Lars Vilks Memorial

Wolter meant to say that if you want to know who rules you, consider whom you cannot criticise. This sentence seems to be a good motto for many contemporary artists whose activities focus on criticising various environments and entities, as well as on unmasking the power relations existing in society. Such artists, although with some reservations, also include Lars Vilks.

Vilks’ artistic activity triggers the mechanisms of power that control society, which are exposed through censorship. However, just to provoke this mechanism is not Vilks’ goal. When he started building his most famous work – a monumental land-art sculpture on the sea coast of the Kullaberg reserve in Sweden in the 1980s, above all, he wanted to pursue his creative passion and artistic freedom. This goal was the driving force behind his actions, not the fight against local and state authorities. However, as the work progressed, the control mechanisms that Vilks involuntarily provoked with his actions also became visible. Lars Vilks took up the gauntlet thrown down by the authorities and was incredibly consistent in doing so. He gave a new meaning to his work by making resistance to political actions the material of his work. This is another feature that distinguishes him from those artists who violate power relations only superficially, not wanting to risk a clash and stopping halfway.

Vilks carried out his actions consistently, and the announcement of the independent state of Ladonia based on the created mega-sculpture was the culmination of the process of revealing and de facto neutralizing state power. Vilks very clearly demonstrated that state power itself is not a very important force that could control art today.

It is not secular, administrative power that is the main threat to artistic freedom today. So, what is it?

The answer lies within Vilks’ next artwork, which turned into an entire artistic project. In 2007, when Lars Vilks’ inconspicuous drawing “Prophet M. as a dog on a roundabout” was created, a new, dangerous enemy emerged. Although the work eventually has not been exhibited, despite being commissioned for it (the first show of the drawing took place at CSW Zamek Ujazdowski Warsaw at the “Political Art” exhibition in 2021), the artist was subjected to a fatwa and his life changed dramatically. He was pushed to the margins – galleries, universities (Vilks was also an art historian and academic lecturer) and other cultural institutions stayed away from the artist as if the fatwa were some new kind of leprosy.

So has Islam become the power that exercises real control and limits creative freedom today? This would be quite a radical conclusion, considering that Sweden, where Vilks lived, is not an Islamic state, but a secular state in which power is not subordinated to any religion. Moreover, the Swedish authorities, in the name of defending freedom, protected Vilks for many years, although this protection paradoxically became his prison. Trying to diagnose this problem, Vilks made several works critical of other religions – especially Christianity, which did not raise any mechanisms of power. Today, the Christian religion is not a real political force in European countries, especially in the West.
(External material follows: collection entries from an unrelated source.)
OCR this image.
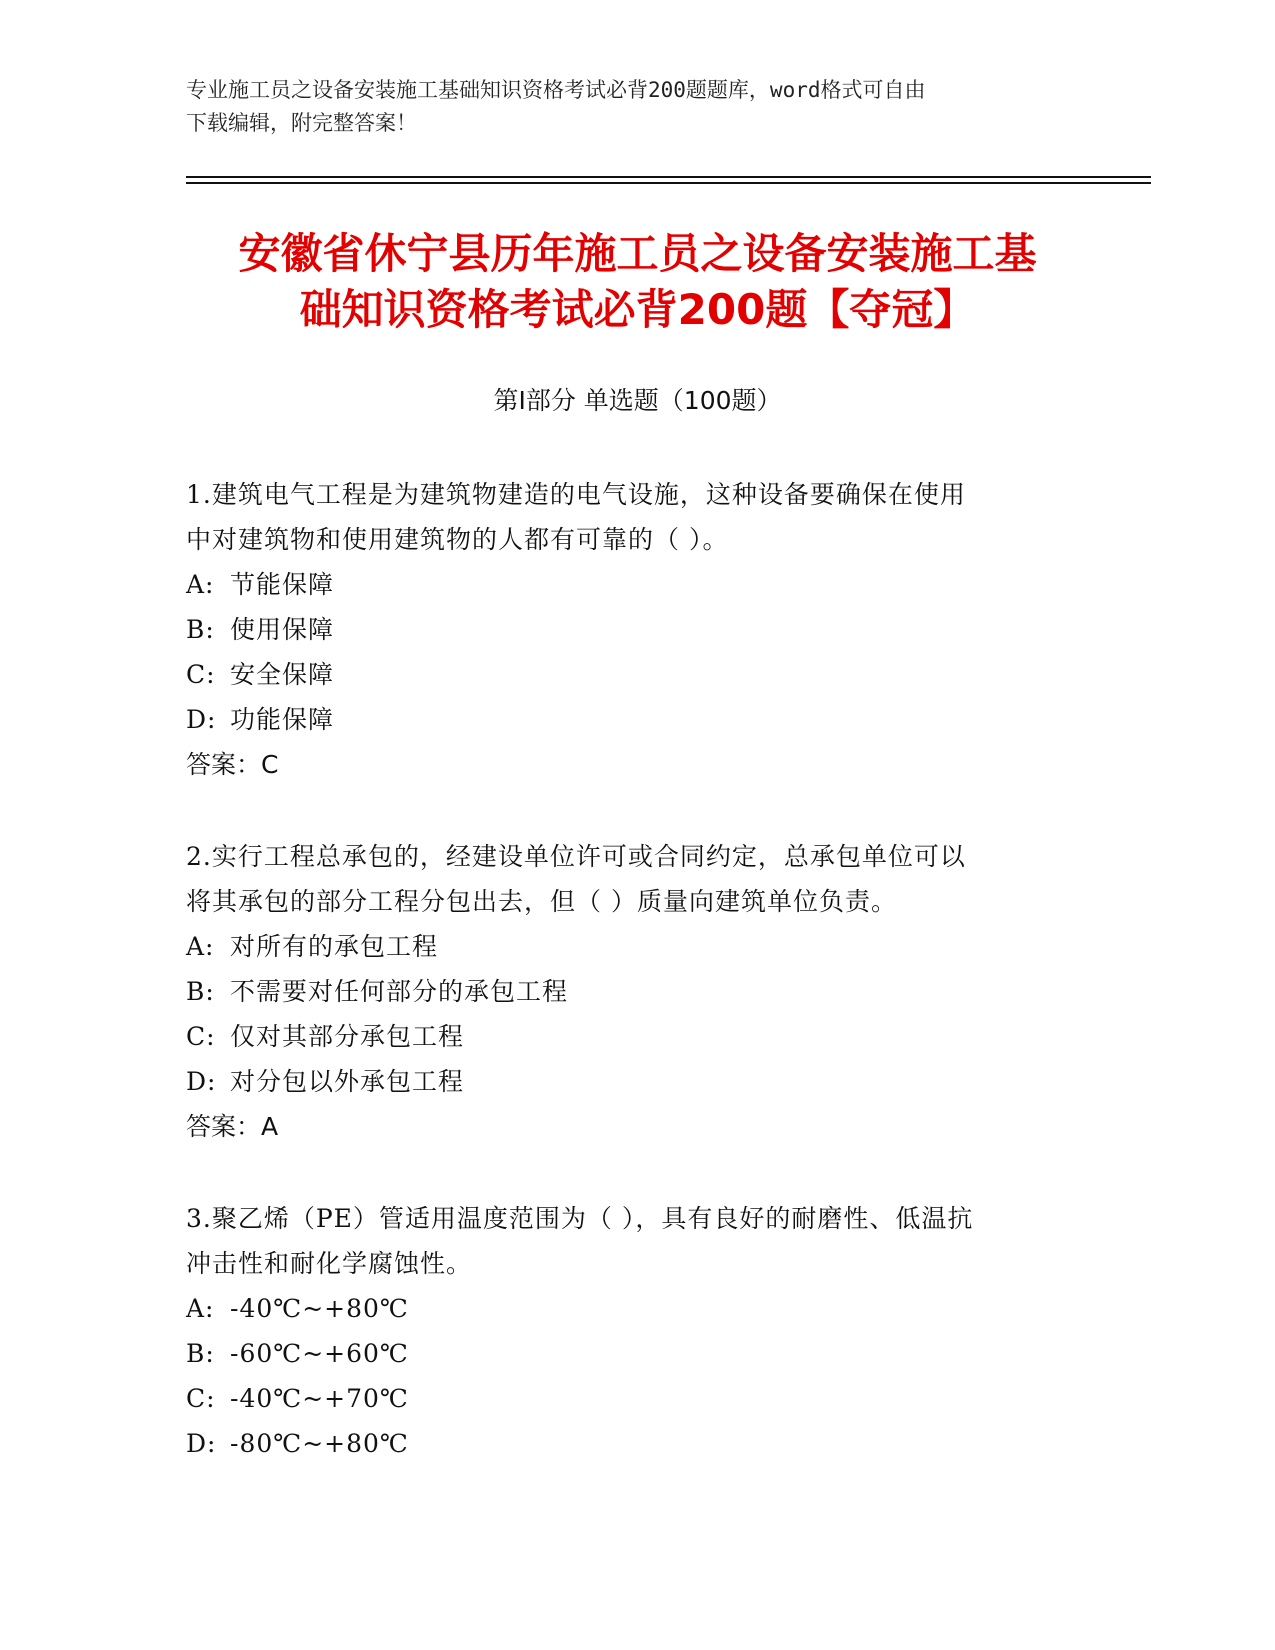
专业施工员之设备安装施工基础知识资格考试必背200题题库，word格式可自由

下载编辑，附完整答案！

安徽省休宁县历年施工员之设备安装施工基

础知识资格考试必背200题【夺冠】

第Ⅰ部分 单选题（100题）

1.建筑电气工程是为建筑物建造的电气设施，这种设备要确保在使用

中对建筑物和使用建筑物的人都有可靠的（ ）。

A: 节能保障

B: 使用保障

C: 安全保障

D: 功能保障

答案：C

2.实行工程总承包的，经建设单位许可或合同约定，总承包单位可以

将其承包的部分工程分包出去，但（ ）质量向建筑单位负责。

A: 对所有的承包工程

B: 不需要对任何部分的承包工程

C: 仅对其部分承包工程

D: 对分包以外承包工程

答案：A

3.聚乙烯（PE）管适用温度范围为（ ），具有良好的耐磨性、低温抗

冲击性和耐化学腐蚀性。

A: -40℃~+80℃

B: -60℃~+60℃

C: -40℃~+70℃

D: -80℃~+80℃
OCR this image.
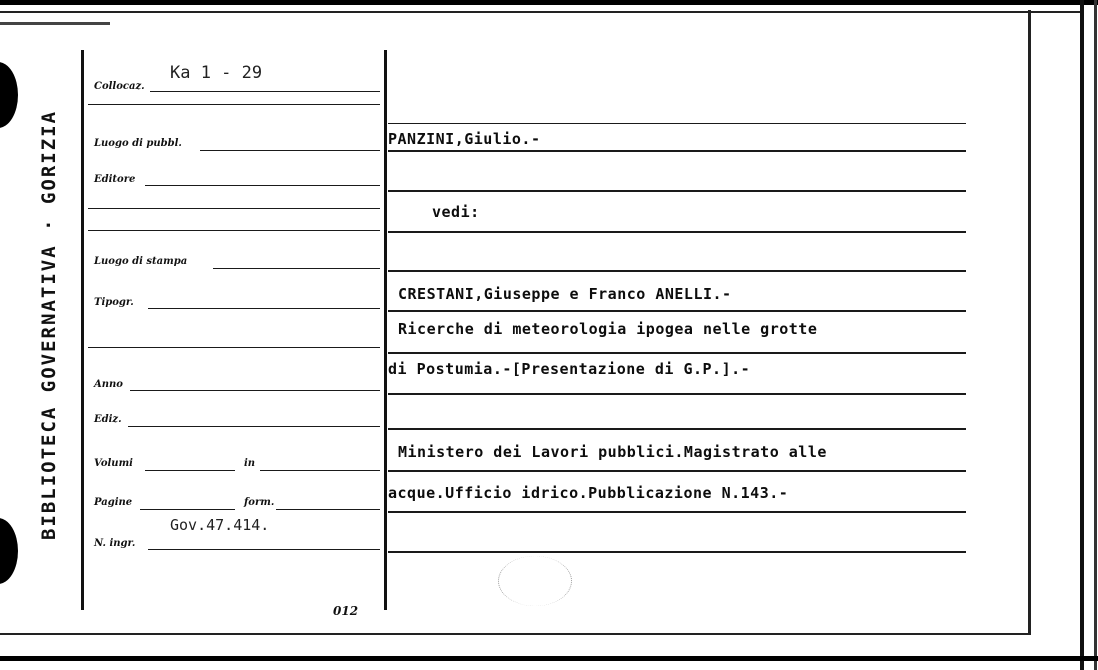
BIBLIOTECA GOVERNATIVA · GORIZIA
Collocaz.
Ka 1 - 29
Luogo di pubbl.
Editore
Luogo di stampa
Tipogr.
Anno
Ediz.
Volumi	in
Pagine	form.
Gov.47.414.
N. ingr.
012
PANZINI,Giulio.-
vedi:
CRESTANI,Giuseppe e Franco ANELLI.-
Ricerche di meteorologia ipogea nelle grotte
di Postumia.-[Presentazione di G.P.].-
Ministero dei Lavori pubblici.Magistrato alle
acque.Ufficio idrico.Pubblicazione N.143.-
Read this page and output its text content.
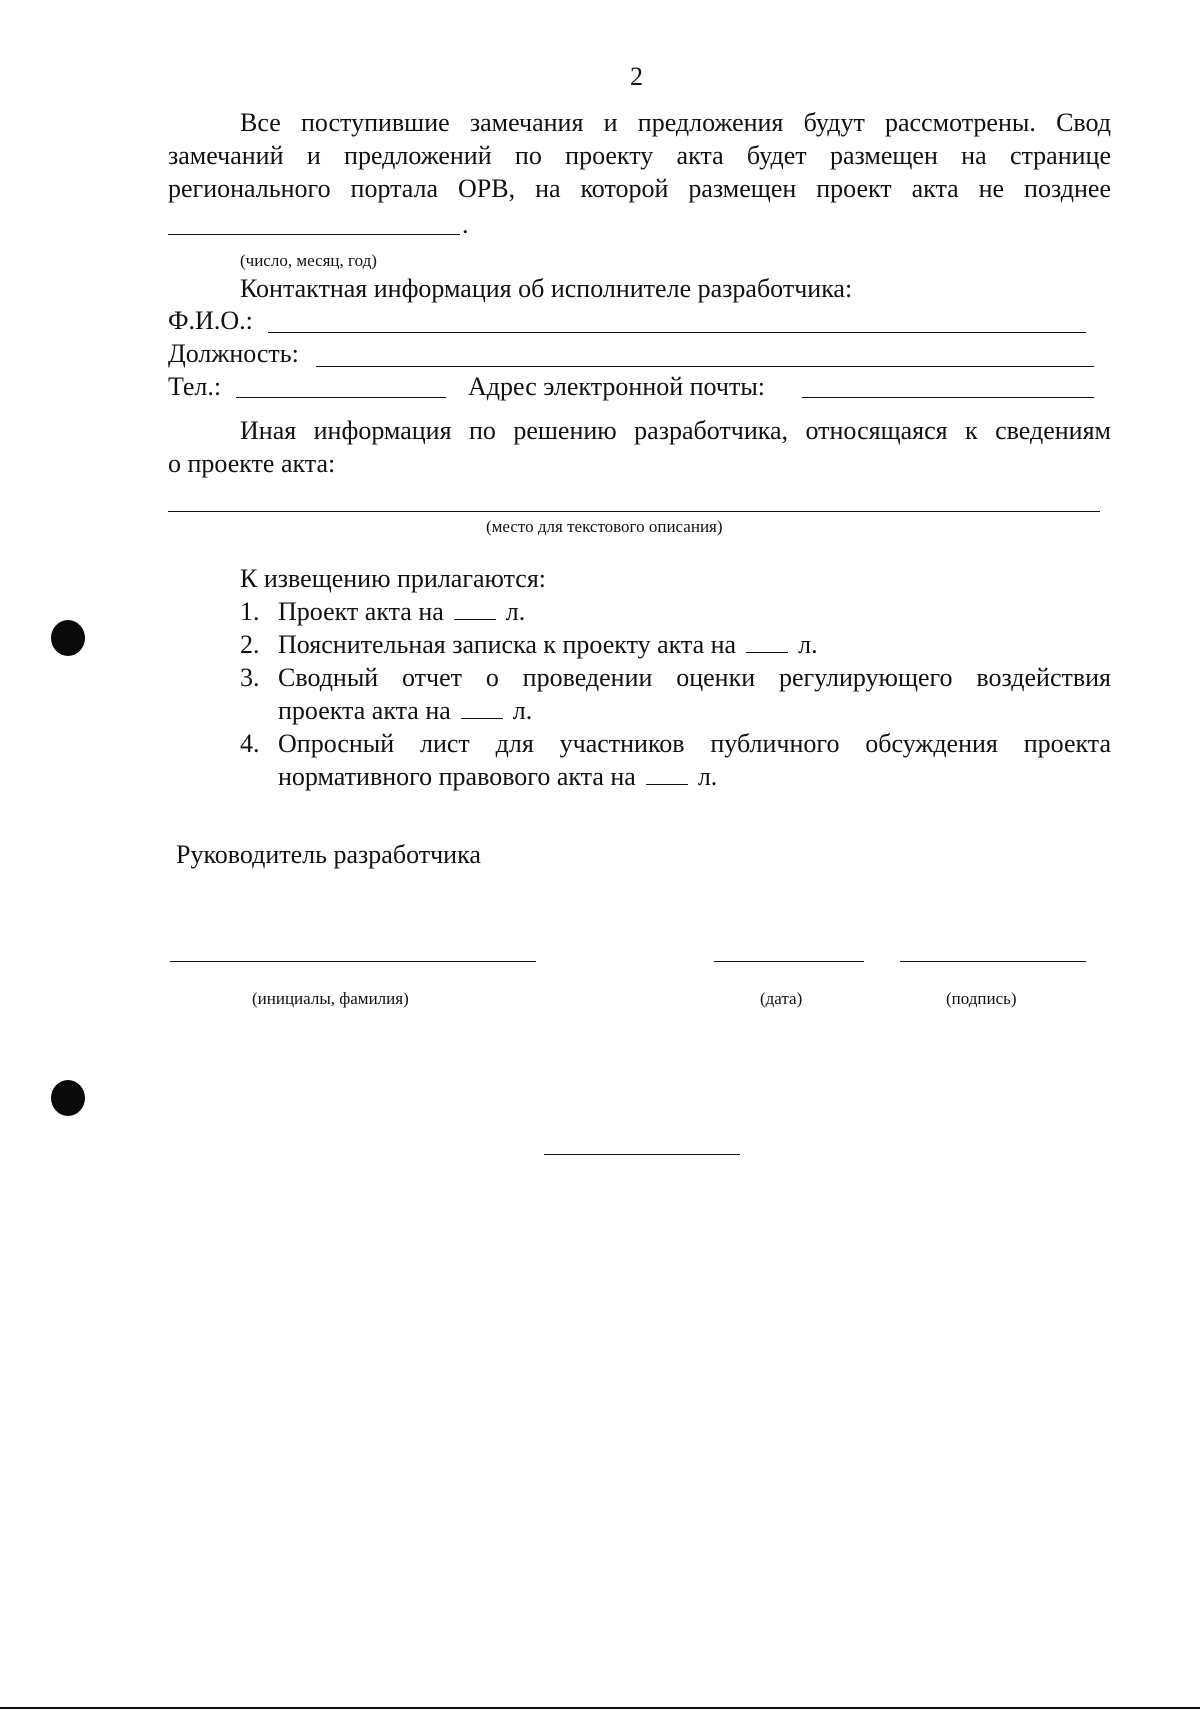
2
Все поступившие замечания и предложения будут рассмотрены. Свод
замечаний и предложений по проекту акта будет размещен на странице
регионального портала ОРВ, на которой размещен проект акта не позднее
.
(число, месяц, год)
Контактная информация об исполнителе разработчика:
Ф.И.О.:
Должность:
Тел.:	Адрес электронной почты:
Иная информация по решению разработчика, относящаяся к сведениям
о проекте акта:
(место для текстового описания)
К извещению прилагаются:
1. Проект акта на л.
2. Пояснительная записка к проекту акта на л.
3. Сводный отчет о проведении оценки регулирующего воздействия
проекта акта на л.
4. Опросный лист для участников публичного обсуждения проекта
нормативного правового акта на л.
Руководитель разработчика
(инициалы, фамилия)	(дата)	(подпись)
So what power relationship did Vilks discover? It seems that it is not so much about Islam itself, but the way of treating Islam, or rather the ideology defining the attitude of Western civilization towards its own culture and foreign cultures. This ideology is political correctness, according to which the West withdraws from defending its own traditional cultural values in favour of valuing other cultures (or internal and marginal trends, previously considered anti-cult), which it perceives as equally important and, in practice, privileged. It is this ideological mechanism that blocks the desire to defend freedom of speech and determines the lack of support for artists and people who criticise other cultures, religions or any phenomena considered persecuted by Western civilization. Allowing a situation in which a relatively small group of radical Islamists can intimidate and ultimately make the entire society defenceless, is a simple consequence of the spread of this ideology that disarms resistance. Significantly, Vilks’ work could be shown in Poland, where the ideology of political correctness is so weak that the aggressive actions of Islamic activists do not bring any political benefits and are rather socially rejected. In the West, theoretically, any criticism is allowed, but in practice it is impossible – it can result in ostracism and public death, which Lars Vilks experienced during his lifetime.

This precisely is the mechanism of power – contemporary ideological power – that Lars Vilks, one of the few contemporary artists, exposed and opposed through his artistic activity of the year. “I don’t agree with what you say, but I will give my life so that you have the right to say it” – this maxim attributed to Wolter, quite trivialized by frequent repetition, today takes on a new and sublime meaning, thanks to Vilks – whose mysterious death fulfils it in some way.